A PENZANCE mother jailed after her children were found living in "Dickensian squalor" has seen her sentence halved.
The woman, then 46, who cannot be identified, admitted two counts of cruelty to a child at Truro Crown Court in May this year and was given a two-year jail term after social workers found her two sons living in appalling conditions.
However, top judges at London's Criminal Appeal Court have ruled that the mother was "inadequate rather than deliberately cruel".
They heard how the boys, aged seven and eight at the time, slept in nappies, were covered in dirt, were obese and had recurring head lice.
But the appeal court judges said part of her punishment will be the loss of her children – as she is unlikely to ever care for them again – and reduced the sentence to one year.
The court was told social services became involved with the family when they were living in a "filthy dirty" home – described by one social worker as the worst she had seen.
Following the findings, regular supervision was conducted; improvements were then seen and the intervention was eventually withdrawn.
But it was reported that things deteriorated drastically over the following 15 months, with the children discovered to be living in "utter squalor".
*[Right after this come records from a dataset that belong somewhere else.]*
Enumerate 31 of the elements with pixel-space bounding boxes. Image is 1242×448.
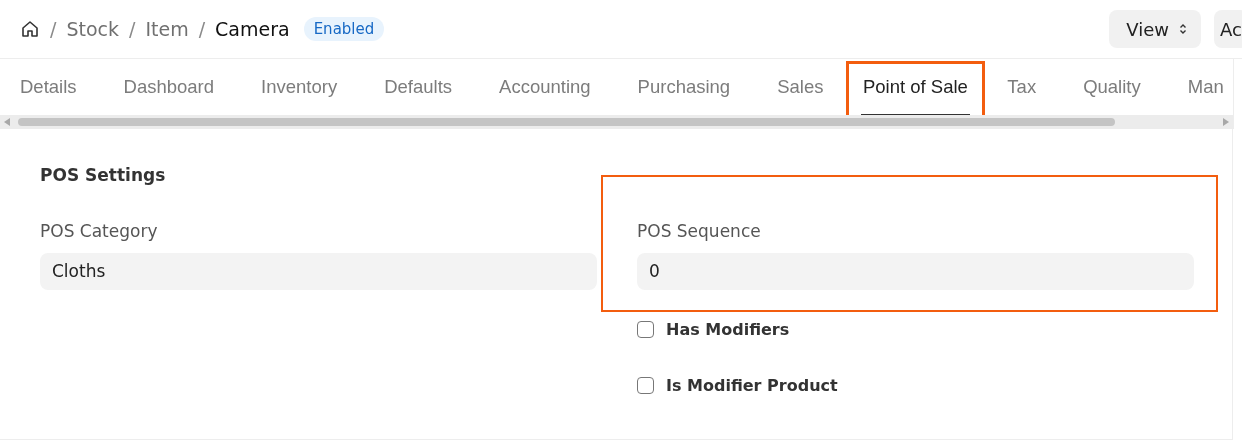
tab[interactable]: Details (0, 59, 101, 115)
tab[interactable]: Inventory (237, 59, 361, 115)
checkbox[interactable] (637, 320, 654, 338)
checkbox-label: Is Modifier Product (666, 375, 838, 395)
breadcrumb-link[interactable]: Item (145, 18, 189, 40)
checkbox[interactable] (637, 376, 654, 394)
home-icon[interactable] (20, 19, 40, 39)
section-title: POS Settings (40, 165, 167, 185)
breadcrumb-separator: / (129, 18, 136, 40)
tab[interactable]: Accounting (475, 59, 615, 115)
breadcrumb-separator: / (50, 18, 57, 40)
status-badge: Enabled (303, 17, 385, 41)
tab[interactable]: Defaults (360, 59, 476, 115)
tab[interactable]: Sales (753, 59, 847, 115)
breadcrumb-separator: / (198, 18, 206, 40)
tab[interactable]: Man (1164, 59, 1233, 115)
input-field[interactable]: 0 (637, 253, 1194, 290)
tab[interactable]: Tax (983, 59, 1060, 115)
sort-caret-icon (1179, 23, 1187, 35)
input-field[interactable]: Cloths (40, 253, 597, 290)
tab[interactable]: Purchasing (614, 59, 754, 115)
horizontal-scrollbar[interactable] (0, 115, 1233, 129)
action-button[interactable]: Ac (1214, 10, 1242, 48)
breadcrumb-link[interactable]: Stock (66, 18, 119, 40)
field-label: POS Category (40, 221, 159, 241)
tab[interactable]: Quality (1059, 59, 1165, 115)
tab[interactable]: Dashboard (100, 59, 238, 115)
checkbox-label: Has Modifiers (666, 319, 790, 339)
page-title: Camera (215, 18, 290, 40)
view-dropdown[interactable]: View (1109, 10, 1201, 48)
field-label: POS Sequence (637, 221, 762, 241)
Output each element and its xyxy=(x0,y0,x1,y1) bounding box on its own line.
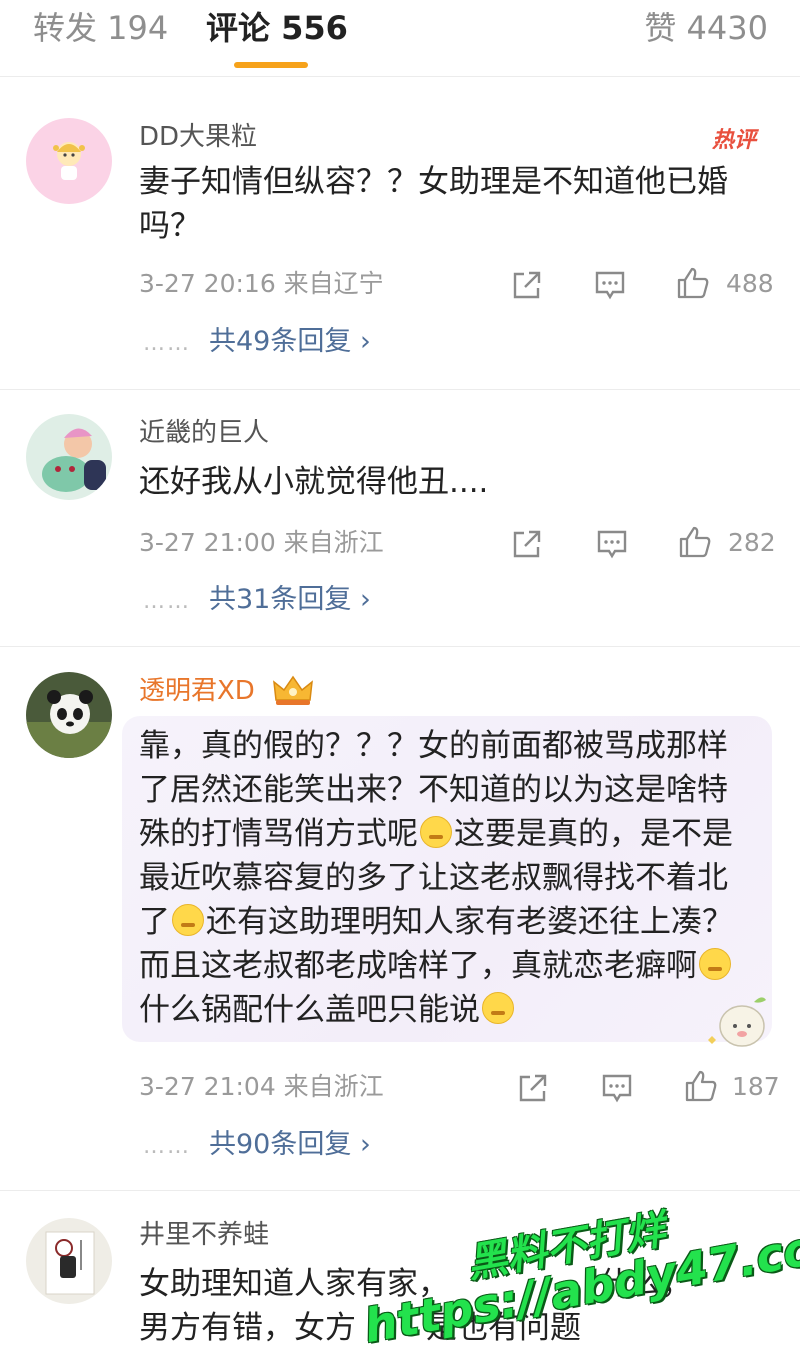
like-icon[interactable] xyxy=(678,525,712,559)
comment-text-part: 男方有错，女方 xyxy=(139,1310,356,1346)
grin-emoji-icon xyxy=(172,904,204,936)
panda-avatar[interactable] xyxy=(26,672,112,758)
like-count: 282 xyxy=(728,528,776,557)
active-tab-indicator xyxy=(234,62,308,68)
username[interactable]: DD大果粒 xyxy=(139,120,257,154)
comment-meta: 3-27 21:00 来自浙江 xyxy=(139,528,384,557)
replies-label: 共90条回复 › xyxy=(209,1129,371,1160)
username[interactable]: 近畿的巨人 xyxy=(139,416,269,450)
comment-meta: 3-27 21:04 来自浙江 xyxy=(139,1072,384,1101)
comment-icon[interactable] xyxy=(600,1071,634,1105)
comment-tabs: 转发 194 评论 556 赞 4430 xyxy=(0,0,800,77)
username[interactable]: 井里不养蛙 xyxy=(139,1218,269,1252)
view-replies-link[interactable]: …… 共49条回复 › xyxy=(143,324,371,362)
share-icon[interactable] xyxy=(510,527,544,561)
comment-divider xyxy=(0,389,800,390)
comment-text: 妻子知情但纵容？？女助理是不知道他已婚吗？ xyxy=(139,164,728,244)
tab-forward[interactable]: 转发 194 xyxy=(33,6,168,50)
like-icon[interactable] xyxy=(676,266,710,300)
comment-text: 靠，真的假的？？？女的前面都被骂成那样了居然还能笑出来？不知道的以为这是啥特殊的… xyxy=(139,724,749,1032)
share-icon[interactable] xyxy=(510,268,544,302)
hot-comment-badge: 热评 xyxy=(712,128,757,153)
comment-text: 还好我从小就觉得他丑.... xyxy=(139,464,489,500)
view-replies-link[interactable]: …… 共90条回复 › xyxy=(143,1127,371,1165)
tab-comments[interactable]: 评论 556 xyxy=(206,6,348,50)
sweat-emoji-icon xyxy=(482,992,514,1024)
comment-meta: 3-27 20:16 来自辽宁 xyxy=(139,269,384,298)
comment-text-part: 还有这助理明知人家有老婆还往上凑？而且这老叔都老成啥样了，真就恋老癖啊 xyxy=(139,904,733,984)
product-photo-avatar[interactable] xyxy=(26,1218,112,1304)
grin-emoji-icon xyxy=(699,948,731,980)
like-count: 488 xyxy=(726,269,774,298)
replies-label: 共31条回复 › xyxy=(209,584,371,615)
pokemon-hug-avatar[interactable] xyxy=(26,414,112,500)
tab-likes[interactable]: 赞 4430 xyxy=(644,6,768,50)
reply-dots: …… xyxy=(143,1134,191,1159)
replies-label: 共49条回复 › xyxy=(209,326,371,357)
comment-icon[interactable] xyxy=(593,268,627,302)
comment-divider xyxy=(0,646,800,647)
view-replies-link[interactable]: …… 共31条回复 › xyxy=(143,582,371,620)
cartoon-girl-avatar[interactable] xyxy=(26,118,112,204)
vip-crown-icon xyxy=(273,675,313,705)
bubble-sticker-icon xyxy=(708,997,766,1047)
comment-text-part: 什么锅配什么盖吧只能说 xyxy=(139,992,480,1028)
like-icon[interactable] xyxy=(684,1069,718,1103)
reply-dots: …… xyxy=(143,331,191,356)
grin-emoji-icon xyxy=(420,816,452,848)
comment-divider xyxy=(0,1190,800,1191)
username[interactable]: 透明君XD xyxy=(139,674,255,708)
reply-dots: …… xyxy=(143,589,191,614)
comment-icon[interactable] xyxy=(595,527,629,561)
like-count: 187 xyxy=(732,1072,780,1101)
share-icon[interactable] xyxy=(516,1071,550,1105)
During the sentencing hearing at Truro Crown Court, Judge Christopher Harvey Clark, QC, said that the boys were living in "deplorable conditions" and considered the case to be one of "protracted, willful neglect".
But the mother's lawyers argued that inadequate parenting skills and an inability to cope were to blame, adding the judge didn't take enough account of the difference between positive acts of abuse and cases of neglect.
A spokesman for Cornwall Council social services said: "I have been told that we are not making any comment."